Opinión

Illa debe ir a una Comisión del Congreso

La cuestión que es preciso analizar a fondo, para extraer lecciones que permitan afrontar con mayores garantías el futuro, estriba en la ineficacia de la reacción de nuestras autoridades sanitarias.

Es un hecho que ni el Sistema Nacional de Alerta Precoz y Respuesta Rápida (SIAPR), que es uno de los departamentos que integran el Centro de Coordinación de Alertas y Emergencias Sanitarias, ni la Red Nacional de Vigilancia Epidemiológica, fueron capaces de calibrar, siquiera aproximadamente, la incidencia brutal que podía presentar la epidemia de coronavirus que había surgido en China a finales del mes de noviembre. Tampoco la red de asistencia primaria pudo avisar tempranamente de la aparición de los primeros casos, que según los últimos estudios del Instituto Carlos III, habían llegado a nuestro país por hasta quince vías de contagio diferentes, entre otras razones, porque coincidieron con el momento más alto de temporada de gripe común, lo que contribuyó a desorientar a los médicos, y, también, porque la información de las autoridades comunistas chinas no fue todo lo clara que exigían las circunstancias. Hubo, pues, un retraso fatal en la alerta, seguido por una reacción igualmente tardía y descoordinada del Gobierno, cuyas prioridad a finales de febrero parecían centrarse en la reforma de la legislación de género y de las libertades sexuales, con un eje simbólico en la celebración el 8 de marzo, que se quería multitudinaria, del día de la Mujer.
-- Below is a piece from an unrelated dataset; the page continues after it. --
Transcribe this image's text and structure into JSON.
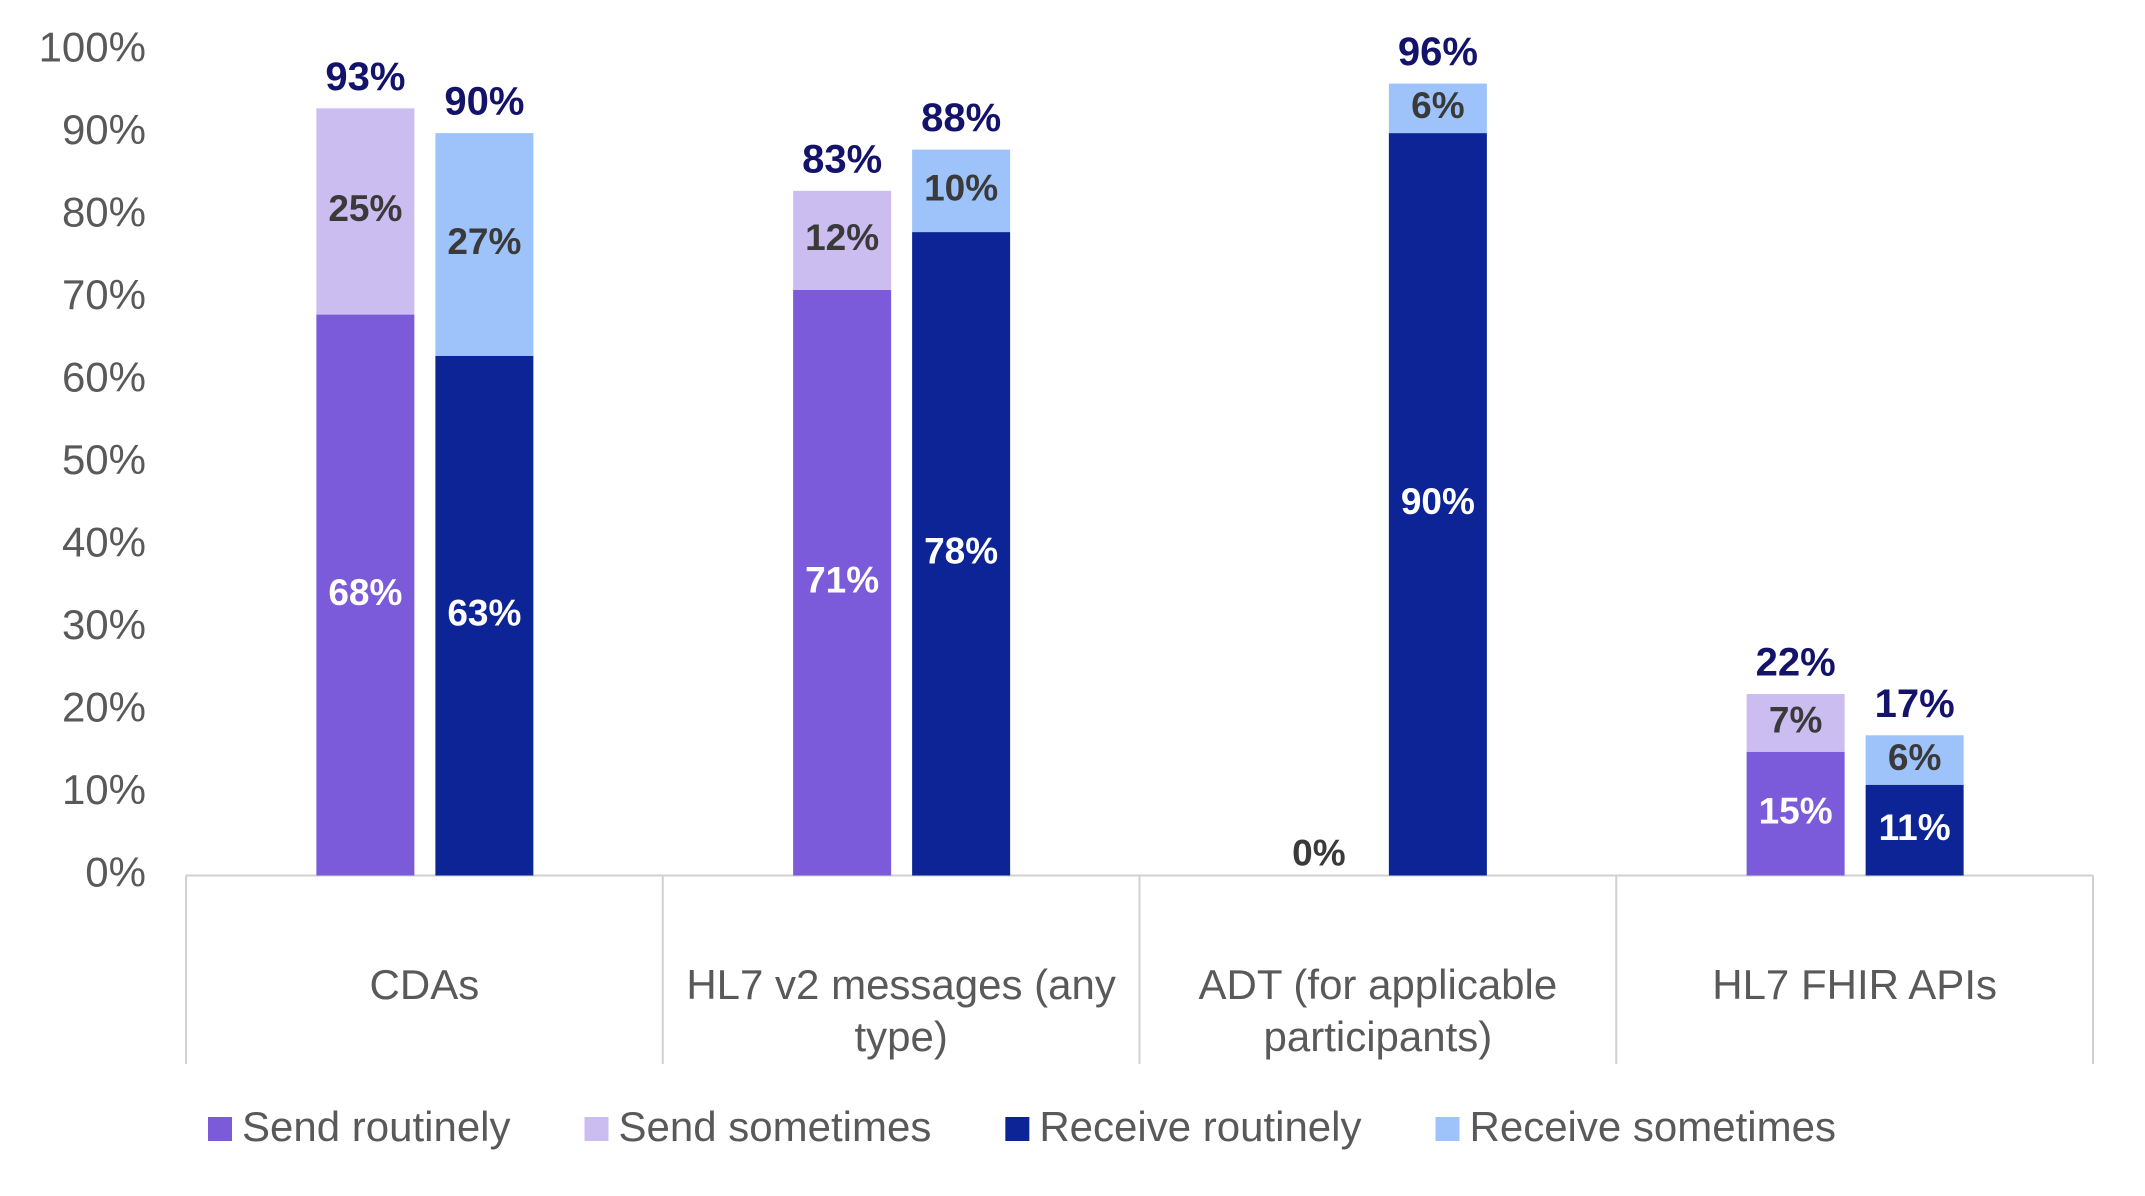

Valga este largo preámbulo para situar al lector en el momento del estallido de la epidemia, de tal magnitud que desbordó cualquier previsión y que estuvo a punto de colapsar los sistema hospitalarios de comunidades como Madrid y Cataluña con las terribles consecuencias que todos padecemos. Sin embargo, la cuestión que es preciso analizar a fondo, para extraer lecciones que permitan afrontar con mayores garantías el futuro, estriba en la ineficacia de la reacción de nuestras autoridades sanitarias, encabezadas por el ministro de Sanidad, Salvador Illa, cuando ya era patente el alcance de la amenaza y el presidente del Gobierno, Pedro Sánchez, no sólo había decidido solicitar del Parlamento la declaración de estado de alarma, sino encomendar a un mando único de coordinación y control la estrategia de contención de la epidemia.

Entre las funciones de ese gabinete de crisis se hallaba la centralización de las adquisiciones de los materiales médicos y de protección imprescindibles para hacer frente al virus, hasta el punto de que desde el Ministerio que dirige Illa se dieron órdenes de incautar partidas de mascarillas, guantes y otros medios de seguridad para el personal sanitario que habían sido encargados por distintas consejerías de salud de las comunidades autónomas. La centralización de las compras en el extranjero, una vez que se comprobó dolorosamente que nuestra industria, como la del resto de los países occidentales, era incapaz de responder al reto, resultó un fiasco, con dos hitos graves, cuyas consecuencias todavía se están dejando sentir. Nos referimos a los test adquiridos a un laboratorio chino por una empresa intermediaria española, que ni estaba especializada en ese campo ni tenía los permisos necesarios, y a la compra de una partida de mascarillas de alta protección para el personal sanitario, que tuvo que ser retirada por sus deficiencias técnicas, tras haber propiciado cientos de contagios más entre médicos y enfermeras.

A todo ello hay que sumarle la falta de pericia del Gobierno de la Nación para operar en un mercado, por supuesto, difícil por la brutal competencia, y la inexplicable reticencia a coordinarse con las grandes empresas españolas que sí tenían sólidas líneas logísticas con los mercados asiáticos. Creemos que existen razones de peso para que los responsables gubernamentales, en especial, el titular de Sanidad, comparezcan ante una comisión de investigación del Congreso que arroje luz sobre los errores y extraiga las lecciones necesarias.